Evidence suggests that when fathers bond with their babies from the
beginning of life, they are more likely to play a more active role in
their children’s development. Research also suggests that when
children positively interact with their fathers, they have better
psychological health, self-esteem and life-satisfaction in the
long-term. “By implementing national family-friendly policies that
support early childhood development, including paid paternity leave,
the Government can provide parents the time, resources and information
they need to care for their children,” said Mohamed Malick Fall,
Representative of UNICEF Nigeria. “The Government’s recent commitment
to extend maternity leave from 12 to 16 weeks indicates to me that the
momentum for family-friendly policies in Nigeria is growing,” Fall
added. “Investments in the provision of support services to caregivers
as well as quality pre-primary education and good nutrition for
children are investments in healthy and productive future Nigerian
generations.” Advances in neuroscience have proven that when children
spend their earliest years – particularly the first 1,000 days from
conception to two years old – in a nurturing, stimulating environment,
new neural connections form at optimal speed.
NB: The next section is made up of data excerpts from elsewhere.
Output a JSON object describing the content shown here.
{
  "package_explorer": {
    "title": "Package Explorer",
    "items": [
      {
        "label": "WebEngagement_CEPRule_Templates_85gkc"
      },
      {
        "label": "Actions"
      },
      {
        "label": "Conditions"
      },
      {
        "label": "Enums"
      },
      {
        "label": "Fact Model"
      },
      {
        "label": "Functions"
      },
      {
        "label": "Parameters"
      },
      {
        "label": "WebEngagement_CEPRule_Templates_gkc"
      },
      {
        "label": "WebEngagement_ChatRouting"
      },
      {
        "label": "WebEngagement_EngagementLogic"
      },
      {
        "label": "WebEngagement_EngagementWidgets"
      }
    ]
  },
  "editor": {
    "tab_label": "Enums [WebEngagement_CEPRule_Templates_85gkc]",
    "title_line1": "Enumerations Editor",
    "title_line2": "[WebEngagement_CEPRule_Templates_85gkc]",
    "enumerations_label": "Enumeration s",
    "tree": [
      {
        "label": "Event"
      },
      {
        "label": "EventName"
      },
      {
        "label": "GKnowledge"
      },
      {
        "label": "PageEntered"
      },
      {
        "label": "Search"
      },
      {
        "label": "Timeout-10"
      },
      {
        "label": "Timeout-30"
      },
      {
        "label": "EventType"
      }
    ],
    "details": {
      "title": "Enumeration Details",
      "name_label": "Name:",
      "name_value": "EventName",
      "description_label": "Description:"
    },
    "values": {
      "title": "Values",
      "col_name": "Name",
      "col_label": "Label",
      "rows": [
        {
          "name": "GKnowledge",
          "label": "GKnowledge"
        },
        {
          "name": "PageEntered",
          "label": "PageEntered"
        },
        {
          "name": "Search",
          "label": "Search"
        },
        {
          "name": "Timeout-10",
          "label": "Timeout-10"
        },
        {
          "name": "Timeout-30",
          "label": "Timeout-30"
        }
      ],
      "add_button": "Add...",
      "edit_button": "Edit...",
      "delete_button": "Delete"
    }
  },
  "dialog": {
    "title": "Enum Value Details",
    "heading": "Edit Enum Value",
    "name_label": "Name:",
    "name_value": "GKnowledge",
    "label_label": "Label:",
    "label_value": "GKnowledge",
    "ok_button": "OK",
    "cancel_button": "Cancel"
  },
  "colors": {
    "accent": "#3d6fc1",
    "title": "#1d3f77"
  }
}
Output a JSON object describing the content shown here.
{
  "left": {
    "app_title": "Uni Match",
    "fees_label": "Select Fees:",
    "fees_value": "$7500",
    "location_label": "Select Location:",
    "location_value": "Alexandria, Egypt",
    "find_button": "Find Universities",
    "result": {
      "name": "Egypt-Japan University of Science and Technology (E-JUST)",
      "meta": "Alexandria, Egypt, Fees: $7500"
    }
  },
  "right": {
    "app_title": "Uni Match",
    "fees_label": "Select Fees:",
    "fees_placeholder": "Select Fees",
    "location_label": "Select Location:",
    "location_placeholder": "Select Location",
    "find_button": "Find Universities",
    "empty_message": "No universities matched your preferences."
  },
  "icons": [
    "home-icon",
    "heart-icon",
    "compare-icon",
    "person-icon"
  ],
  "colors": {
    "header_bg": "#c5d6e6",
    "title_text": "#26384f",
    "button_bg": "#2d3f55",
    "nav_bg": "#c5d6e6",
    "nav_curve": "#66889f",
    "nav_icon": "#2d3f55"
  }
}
These neural connections
help to determine a child’s cognitive ability, how they learn and
think, their ability to deal with stress, and can even influence how
much they will earn as adults. The Lancet’s Series, Advancing Early
Childhood Development: from Science to Scale, launched in October
2016, revealed nearly 250 million children under five years were at
risk of poor development due to stunting and extreme poverty. The
Series also revealed that programmes promoting nurturing care —
health, nutrition, responsive caregiving, security and safety, and
early learning — can cost as little as 50 cents per capita per year
when combined with existing health services.